On December 14, the U.S. Department of Justice announced that it had filed a civil action on December 12 against three subsidiaries of YRC Worldwide — YRC Freight Inc. (YRC), Roadway Express Inc. (Roadway), and Yellow Transportation Inc. — alleging that these companies violated the False Claims Act by systematically overcharging the government for freight carrier services and making false statements to the government that hid their misconduct.
The Department alleged that, for more than seven years, from September 2005 to at least October 2013, the defendant companies defrauded the U.S. Department of Defense “by millions of dollars for shipments that were actually lighter, and thus cheaper, than the weights for which the defendants charged the government. It also alleged that the defendant companies “knowingly made or used false statements concealing their overcharging practices to the Department of Defense.” According to the Department’s release, the companies
reweighed thousands of shipments and suppressed the results whenever they indicated that a shipment was actually lighter than its original estimated weight. Thus, instead of charging the Department of Defense for shipments based on the correct weight, the defendants knowingly billed the government (and their other customers) based on weights that they knew to be inflated. The defendants also allegedly made false statements to induce the Department of Defense to use them as freight carriers and further knowingly made or used false statements to improperly avoid their obligations to correct inflated invoices and return overpayments.
While the complaint did not specify the amount of damages the government was seeking, it stated that
[a]ccording to the records the Defendants kept for their billings to DOD between June 2010 and October 2012, the Defendants submitted to DOD approximately 725 false claims per month. Based on an extrapolation of those false claims per month to the September 2005 to October 2013 period at issue, the Defendants submitted to DOD approximately 70,000 false claims predicated on weights that they knew were too heavy.
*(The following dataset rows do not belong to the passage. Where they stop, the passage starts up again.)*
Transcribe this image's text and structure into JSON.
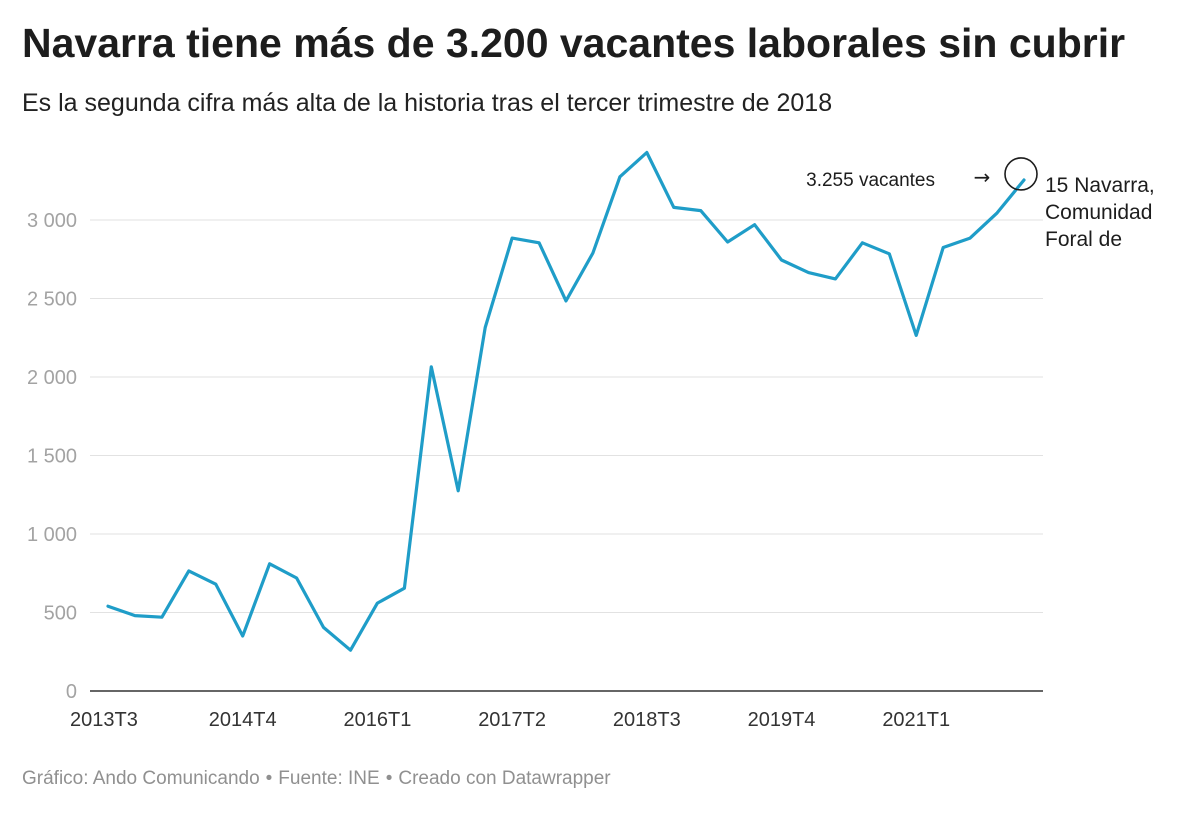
{
  "header": {
    "title": "Navarra tiene más de 3.200 vacantes laborales sin cubrir",
    "subtitle": "Es la segunda cifra más alta de la historia tras el tercer trimestre de 2018"
  },
  "footer": {
    "credit": "Gráfico: Ando Comunicando",
    "separator": "•",
    "source": "Fuente: INE",
    "tool": "Creado con Datawrapper"
  },
  "chart_data": {
    "type": "line",
    "title": "Navarra tiene más de 3.200 vacantes laborales sin cubrir",
    "subtitle": "Es la segunda cifra más alta de la historia tras el tercer trimestre de 2018",
    "x_tick_labels": [
      "2013T3",
      "2014T4",
      "2016T1",
      "2017T2",
      "2018T3",
      "2019T4",
      "2021T1"
    ],
    "y_tick_labels": [
      "0",
      "500",
      "1 000",
      "1 500",
      "2 000",
      "2 500",
      "3 000"
    ],
    "y_ticks": [
      0,
      500,
      1000,
      1500,
      2000,
      2500,
      3000
    ],
    "ylim": [
      0,
      3450
    ],
    "grid": true,
    "line_color": "#1f9dc8",
    "series": [
      {
        "name": "15 Navarra, Comunidad Foral de",
        "x": [
          "2013T3",
          "2013T4",
          "2014T1",
          "2014T2",
          "2014T3",
          "2014T4",
          "2015T1",
          "2015T2",
          "2015T3",
          "2015T4",
          "2016T1",
          "2016T2",
          "2016T3",
          "2016T4",
          "2017T1",
          "2017T2",
          "2017T3",
          "2017T4",
          "2018T1",
          "2018T2",
          "2018T3",
          "2018T4",
          "2019T1",
          "2019T2",
          "2019T3",
          "2019T4",
          "2020T1",
          "2020T2",
          "2020T3",
          "2020T4",
          "2021T1",
          "2021T2",
          "2021T3",
          "2021T4",
          "2022T1"
        ],
        "values": [
          540,
          480,
          470,
          765,
          680,
          350,
          810,
          720,
          405,
          260,
          560,
          655,
          2065,
          1275,
          2315,
          2885,
          2855,
          2485,
          2790,
          3275,
          3430,
          3080,
          3060,
          2860,
          2970,
          2745,
          2665,
          2625,
          2855,
          2785,
          2265,
          2825,
          2885,
          3045,
          3255
        ]
      }
    ],
    "series_label_lines": [
      "15 Navarra,",
      "Comunidad",
      "Foral de"
    ],
    "annotation": {
      "text": "3.255 vacantes",
      "arrow": "→",
      "target_x": "2022T1",
      "target_value": 3255
    }
  }
}
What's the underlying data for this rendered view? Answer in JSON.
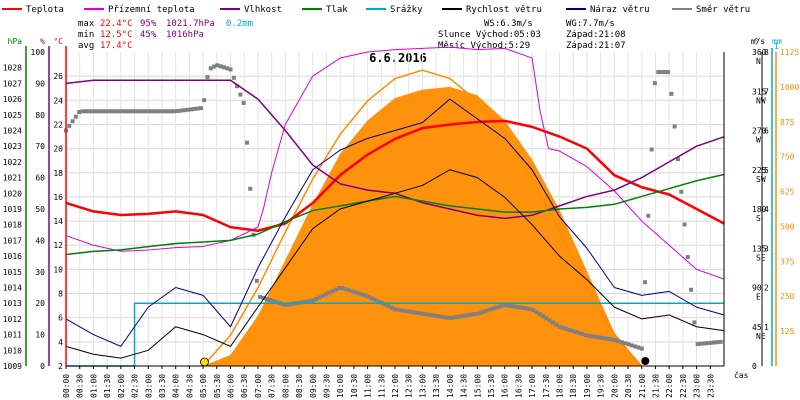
{
  "chart_data": {
    "type": "line",
    "title": "6.6.2016",
    "xlabel": "čas",
    "x_ticks": [
      "00:00",
      "00:30",
      "01:00",
      "01:30",
      "02:00",
      "02:30",
      "03:00",
      "03:30",
      "04:00",
      "04:30",
      "05:00",
      "05:30",
      "06:00",
      "06:30",
      "07:00",
      "07:30",
      "08:00",
      "08:30",
      "09:00",
      "09:30",
      "10:00",
      "10:30",
      "11:00",
      "11:30",
      "12:00",
      "12:30",
      "13:00",
      "13:30",
      "14:00",
      "14:30",
      "15:00",
      "15:30",
      "16:00",
      "16:30",
      "17:00",
      "17:30",
      "18:00",
      "18:30",
      "19:00",
      "19:30",
      "20:00",
      "20:30",
      "21:00",
      "21:30",
      "22:00",
      "22:30",
      "23:00",
      "23:30"
    ],
    "axes": {
      "hPa": {
        "label": "hPa",
        "range": [
          1009,
          1029
        ],
        "ticks": [
          "1009",
          "1010",
          "1011",
          "1012",
          "1013",
          "1014",
          "1015",
          "1016",
          "1017",
          "1018",
          "1019",
          "1020",
          "1021",
          "1022",
          "1023",
          "1024",
          "1025",
          "1026",
          "1027",
          "1028"
        ],
        "color": "#008000"
      },
      "pct": {
        "label": "%",
        "range": [
          0,
          100
        ],
        "ticks": [
          "0",
          "10",
          "20",
          "30",
          "40",
          "50",
          "60",
          "70",
          "80",
          "90",
          "100"
        ],
        "color": "#800080"
      },
      "temp": {
        "label": "°C",
        "range": [
          2,
          28
        ],
        "ticks": [
          "2",
          "4",
          "6",
          "8",
          "10",
          "12",
          "14",
          "16",
          "18",
          "20",
          "22",
          "24",
          "26"
        ],
        "color": "#ff0000"
      },
      "dir": {
        "label": "°",
        "range": [
          0,
          360
        ],
        "ticks": [
          {
            "v": "360",
            "l": "N"
          },
          {
            "v": "315",
            "l": "NW"
          },
          {
            "v": "270",
            "l": "W"
          },
          {
            "v": "225",
            "l": "SW"
          },
          {
            "v": "180",
            "l": "S"
          },
          {
            "v": "135",
            "l": "SE"
          },
          {
            "v": "90",
            "l": "E"
          },
          {
            "v": "45",
            "l": "NE"
          },
          {
            "v": "0",
            "l": ""
          }
        ]
      },
      "ms": {
        "label": "m/s",
        "range": [
          0,
          8
        ],
        "ticks": [
          "1",
          "2",
          "3",
          "4",
          "5",
          "6",
          "7",
          "8"
        ]
      },
      "mm": {
        "label": "mm",
        "range": [
          0,
          1
        ],
        "ticks": [
          "1"
        ],
        "color": "#00aacc"
      },
      "wm2": {
        "label": "",
        "range": [
          0,
          1125
        ],
        "ticks": [
          "125",
          "250",
          "375",
          "500",
          "625",
          "750",
          "875",
          "1000",
          "1125"
        ],
        "color": "#ff8c00"
      }
    },
    "legend": [
      {
        "name": "Teplota",
        "color": "#ff0000"
      },
      {
        "name": "Přízemní teplota",
        "color": "#dd00dd"
      },
      {
        "name": "Vlhkost",
        "color": "#800080"
      },
      {
        "name": "Tlak",
        "color": "#008000"
      },
      {
        "name": "Srážky",
        "color": "#00aacc"
      },
      {
        "name": "Rychlost větru",
        "color": "#000000"
      },
      {
        "name": "Náraz větru",
        "color": "#000080"
      },
      {
        "name": "Směr větru",
        "color": "#808080"
      }
    ],
    "stats": {
      "max": {
        "label": "max",
        "temp": "22.4°C",
        "hum": "95%",
        "press": "1021.7hPa",
        "rain": "0.2mm"
      },
      "min": {
        "label": "min",
        "temp": "12.5°C",
        "hum": "45%",
        "press": "1016hPa"
      },
      "avg": {
        "label": "avg",
        "temp": "17.4°C"
      }
    },
    "info": {
      "ws": "WS:6.3m/s",
      "wg": "WG:7.7m/s",
      "sun": "Slunce Východ:05:03",
      "sun_set": "Západ:21:08",
      "moon": "Měsíc Východ:5:29",
      "moon_set": "Západ:21:07"
    },
    "series": [
      {
        "name": "Teplota",
        "axis": "temp",
        "x": [
          0,
          1,
          2,
          3,
          4,
          5,
          6,
          7,
          8,
          9,
          10,
          11,
          12,
          13,
          14,
          15,
          16,
          17,
          18,
          19,
          20,
          21,
          22,
          23,
          24
        ],
        "values": [
          15.5,
          14.8,
          14.5,
          14.6,
          14.8,
          14.5,
          13.5,
          13.2,
          13.8,
          15.5,
          17.8,
          19.5,
          20.8,
          21.7,
          22.0,
          22.2,
          22.3,
          21.8,
          21.0,
          20.0,
          17.8,
          16.8,
          16.2,
          15.0,
          13.8
        ]
      },
      {
        "name": "Přízemní teplota",
        "axis": "temp",
        "x": [
          0,
          1,
          2,
          3,
          4,
          5,
          6,
          7,
          7.2,
          7.5,
          8,
          9,
          10,
          11,
          12,
          13,
          14,
          15,
          16,
          17,
          17.3,
          17.6,
          18,
          19,
          20,
          21,
          22,
          23,
          24
        ],
        "values": [
          12.8,
          12.0,
          11.5,
          11.6,
          11.8,
          11.9,
          12.4,
          13.5,
          15,
          18,
          22,
          26,
          27.5,
          28,
          28.2,
          28.3,
          28.4,
          28.2,
          28.3,
          27.5,
          23,
          20,
          19.8,
          18.5,
          16.5,
          14.0,
          12.0,
          10.0,
          9.2
        ]
      },
      {
        "name": "Vlhkost",
        "axis": "pct",
        "x": [
          0,
          1,
          2,
          3,
          4,
          5,
          6,
          7,
          8,
          9,
          10,
          11,
          12,
          13,
          14,
          15,
          16,
          17,
          18,
          19,
          20,
          21,
          22,
          23,
          24
        ],
        "values": [
          90,
          91,
          91,
          91,
          91,
          91,
          91,
          85,
          75,
          64,
          58,
          56,
          55,
          52,
          50,
          48,
          47,
          48,
          51,
          54,
          56,
          60,
          65,
          70,
          73
        ]
      },
      {
        "name": "Tlak",
        "axis": "hPa",
        "x": [
          0,
          1,
          2,
          3,
          4,
          5,
          6,
          7,
          8,
          9,
          10,
          11,
          12,
          13,
          14,
          15,
          16,
          17,
          18,
          19,
          20,
          21,
          22,
          23,
          24
        ],
        "values": [
          1016.1,
          1016.3,
          1016.4,
          1016.6,
          1016.8,
          1016.9,
          1017.0,
          1017.4,
          1018.2,
          1018.9,
          1019.2,
          1019.5,
          1019.8,
          1019.5,
          1019.2,
          1019.0,
          1018.8,
          1018.8,
          1019.0,
          1019.1,
          1019.3,
          1019.8,
          1020.3,
          1020.8,
          1021.2
        ]
      },
      {
        "name": "Srážky",
        "axis": "mm",
        "x": [
          0,
          2.5,
          2.5,
          24
        ],
        "values": [
          0,
          0,
          0.2,
          0.2
        ]
      },
      {
        "name": "Rychlost větru",
        "axis": "ms",
        "x": [
          0,
          1,
          2,
          3,
          4,
          5,
          6,
          7,
          8,
          9,
          10,
          11,
          12,
          13,
          14,
          15,
          16,
          17,
          18,
          19,
          20,
          21,
          22,
          23,
          24
        ],
        "values": [
          0.5,
          0.3,
          0.2,
          0.4,
          1.0,
          0.8,
          0.5,
          1.5,
          2.5,
          3.5,
          4.0,
          4.2,
          4.4,
          4.6,
          5.0,
          4.8,
          4.3,
          3.6,
          2.8,
          2.2,
          1.5,
          1.2,
          1.3,
          1.0,
          0.9
        ]
      },
      {
        "name": "Náraz větru",
        "axis": "ms",
        "x": [
          0,
          1,
          2,
          3,
          4,
          5,
          6,
          7,
          8,
          9,
          10,
          11,
          12,
          13,
          14,
          15,
          16,
          17,
          18,
          19,
          20,
          21,
          22,
          23,
          24
        ],
        "values": [
          1.2,
          0.8,
          0.5,
          1.5,
          2.0,
          1.8,
          1.0,
          2.5,
          3.8,
          5.0,
          5.5,
          5.8,
          6.0,
          6.2,
          6.8,
          6.3,
          5.8,
          5.0,
          3.8,
          3.0,
          2.0,
          1.8,
          1.9,
          1.5,
          1.3
        ]
      },
      {
        "name": "Směr větru",
        "axis": "dir",
        "x": [
          0,
          0.5,
          1,
          2,
          3,
          4,
          5,
          5.2,
          5.5,
          6,
          6.5,
          7,
          8,
          9,
          10,
          11,
          12,
          13,
          14,
          15,
          16,
          17,
          18,
          19,
          20,
          21,
          21.5,
          22,
          23,
          24
        ],
        "values": [
          270,
          292,
          292,
          292,
          292,
          292,
          296,
          340,
          345,
          340,
          300,
          80,
          70,
          75,
          90,
          80,
          65,
          60,
          55,
          60,
          70,
          65,
          45,
          35,
          30,
          20,
          337,
          337,
          25,
          28
        ]
      }
    ],
    "radiation": {
      "name": "Sluneční záření",
      "axis": "wm2",
      "color": "#ff8c00",
      "x": [
        5,
        6,
        7,
        8,
        9,
        10,
        11,
        12,
        13,
        14,
        15,
        16,
        17,
        18,
        19,
        20,
        21
      ],
      "values": [
        0,
        40,
        180,
        380,
        580,
        760,
        880,
        960,
        990,
        1000,
        970,
        880,
        740,
        560,
        340,
        120,
        0
      ]
    },
    "radiation_theoretical": {
      "color": "#ff8c00",
      "x": [
        5,
        6,
        7,
        8,
        9,
        10,
        11,
        12,
        13,
        14,
        15,
        16,
        17,
        18,
        19,
        20,
        21
      ],
      "values": [
        0,
        110,
        280,
        480,
        670,
        830,
        950,
        1030,
        1060,
        1030,
        950,
        830,
        670,
        480,
        280,
        110,
        0
      ]
    }
  }
}
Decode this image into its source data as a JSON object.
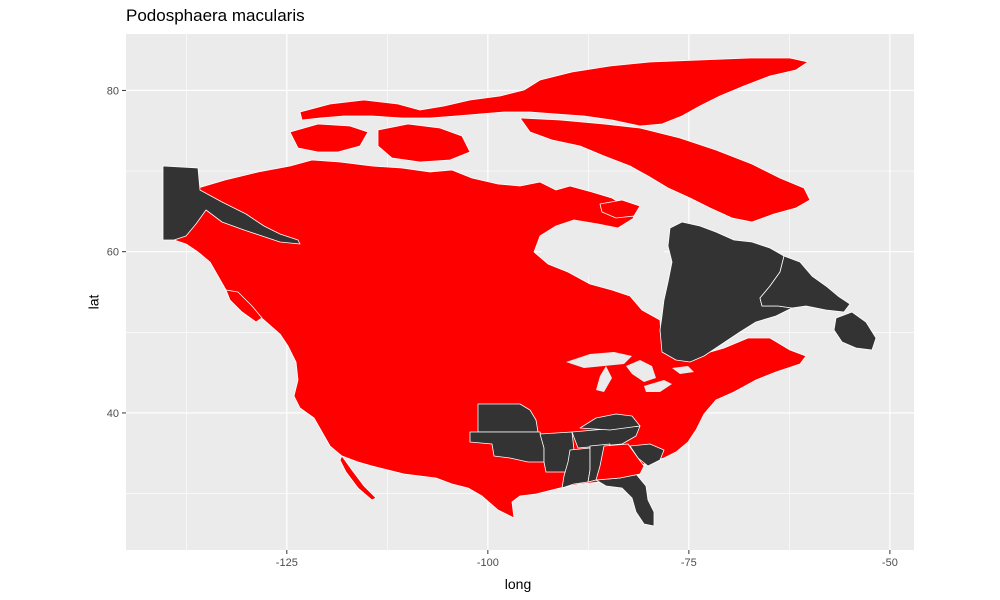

This case by the Department is an intervention in a private FCA action that a qui tam relator, who allegedly worked for YRC and Roadway for more than 40 years, had filed in 2008 under the FCA’s qui tam provisions. Under the FCA, as stated in the complaint, the government’s remedies include treble damages for damages that the government sustains, as well as a civil penalty not less than $5,500 and not more than $11,000, for each violation of the FCA.
In response, on December 14 YRC Worldwide issued a release in which it deemed the government’s claims “totally without merit” and noted that its business with the Defense Department “currently represents less than one percent of YRC Freight’s annual revenue.”
Note: According to a senior Justice Department official, the FCA, including its qui tam provisions, is “one of the government’s most effective civil tools in protecting vital government programs from fraud schemes.” In one sense, this case is a typical example of a systematic-overcharging FCA case, and is not the first case that the Department brought in 2018 against shippers for inflating the weight of shipments.
It is noteworthy, however, that the Department chose to intervene in a qui tam private action that the relator brought ten years ago. Earlier this year, the Department’s Acting Associate Attorney General stated that because frivolous qui tam cases can “lead to bad case law, which can undermine enforcement of the False Claims Act generally,” the Department had instructed its attorneys “to consider whether moving to dismiss an action would be an appropriate exercise of the Department’s prosecutorial discretion under the False Claims Act.” The fact that the Department intervened here, despite the relative age of the allegations, provides some indication of the Department’s confidence in its proof of the allegations.